06 October 2008 | News story

Pastoreo proporciona beneficios directos e indirectos para el medio ambiente en las zonas secas y merece un mayor reconocimiento de esta contribución, según un nuevo informe de la Iniciativa Mundial para el Pastoreo Sostenible (IMPS).

This traditional form of raising livestock produces tangible benefits such as meat, wool and milk but it also has indirect value by providing wider environmental services such as safeguarding biodiversity or promoting tourism in rural areas. The study has even demonstrated a link between pastoralism and preventing soil erosion for the first time.

The study focuses on pastoralism in Ethiopia, Iran, Kyrgzstan, Mali, Peru and Spain. Pastoralists everywhere struggle under a wealth of misconceptions, as many people in developing and developed countries see their occupation as backward and unproductive. Governments gather little information on this activity and so often take badly informed decisions which negatively affect the sector.
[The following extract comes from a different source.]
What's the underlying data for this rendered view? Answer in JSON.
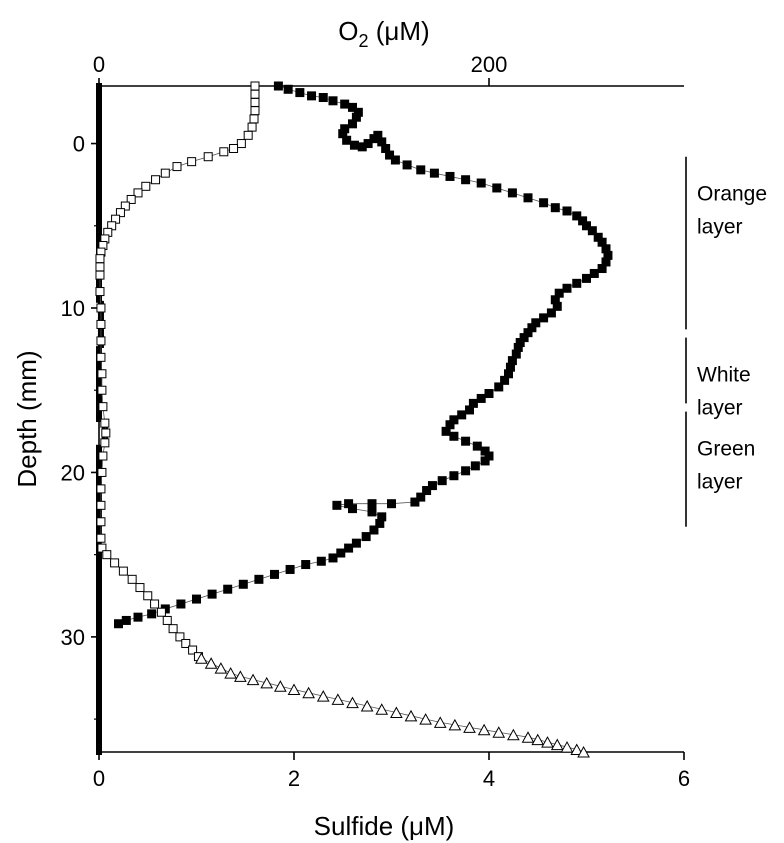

Surprisingly, increasing environmental awareness is only making things worse. “More and more people are pointing the finger at livestock as a producer of greenhouse gases, but cattle ranching in Central America has a very different impact on the environment than areas where livestock has been grazed for thousands of years,” says Jonathan Davies, Regional Drylands Programme Co-ordinator of ESARO IUCN in Nairobi.

The report aims to make the benefits of pastoralism visible and even measure their direct and indirect contribution to the economy. Grazing animals can help maintain biodiversity if properly managed. The grasslands they live on are useful for their capacity for holding water and can supply human populations living nearby. These areas currently store around 34 percent of the global stock of CO2 and tropical savannas may have an impressive capacity to store carbon underground.
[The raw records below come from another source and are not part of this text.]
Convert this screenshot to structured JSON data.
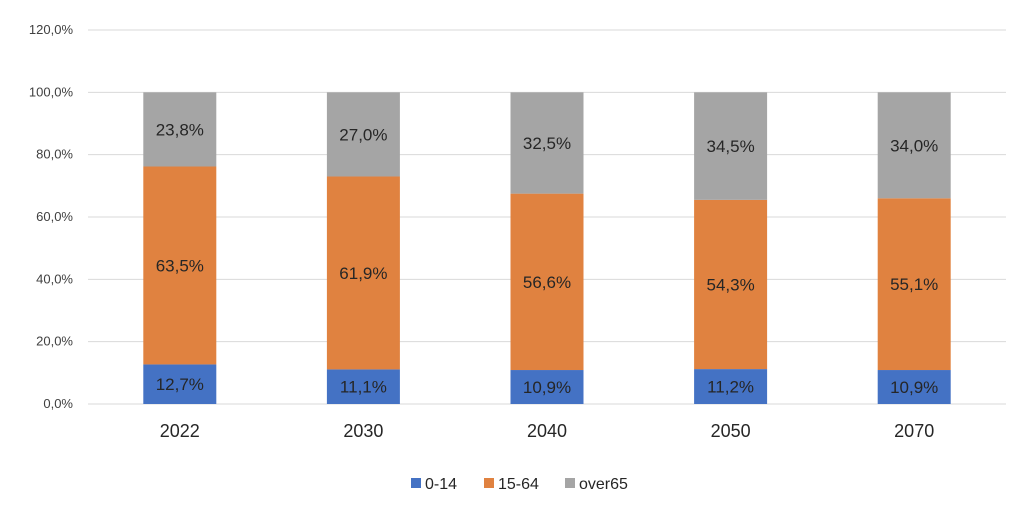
{
  "chart_data": {
    "type": "bar",
    "stacked": true,
    "categories": [
      "2022",
      "2030",
      "2040",
      "2050",
      "2070"
    ],
    "series": [
      {
        "name": "0-14",
        "color": "#4472C4",
        "values": [
          12.7,
          11.1,
          10.9,
          11.2,
          10.9
        ],
        "labels": [
          "12,7%",
          "11,1%",
          "10,9%",
          "11,2%",
          "10,9%"
        ]
      },
      {
        "name": "15-64",
        "color": "#E08240",
        "values": [
          63.5,
          61.9,
          56.6,
          54.3,
          55.1
        ],
        "labels": [
          "63,5%",
          "61,9%",
          "56,6%",
          "54,3%",
          "55,1%"
        ]
      },
      {
        "name": "over65",
        "color": "#A5A5A5",
        "values": [
          23.8,
          27.0,
          32.5,
          34.5,
          34.0
        ],
        "labels": [
          "23,8%",
          "27,0%",
          "32,5%",
          "34,5%",
          "34,0%"
        ]
      }
    ],
    "ylim": [
      0,
      120
    ],
    "yticks": [
      0,
      20,
      40,
      60,
      80,
      100,
      120
    ],
    "ytick_labels": [
      "0,0%",
      "20,0%",
      "40,0%",
      "60,0%",
      "80,0%",
      "100,0%",
      "120,0%"
    ],
    "grid": true,
    "legend_position": "bottom"
  }
}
The chapter on Spain throws up more interesting examples of environmental services. Pastoralism not only helps fix rural populations, according to Pablo Manzano, researcher at Black Vulture Conservation Foundation, but a flock of livestock grazing in the undergrowth can be up to ten times as efficient at fire prevention than a team of people.

The findings of the Spanish team also show that pastoralism can help prevent soil erosion, a discovery which will be of interest to many in dryland areas around the world. “We found there is a close link between the rate of erosion and the amount of manure desposited per hectare,” says Dr Manzano, “there is also the plus that free-ranging livestock will distribute this fertilizer equally with no need for transport to do so.”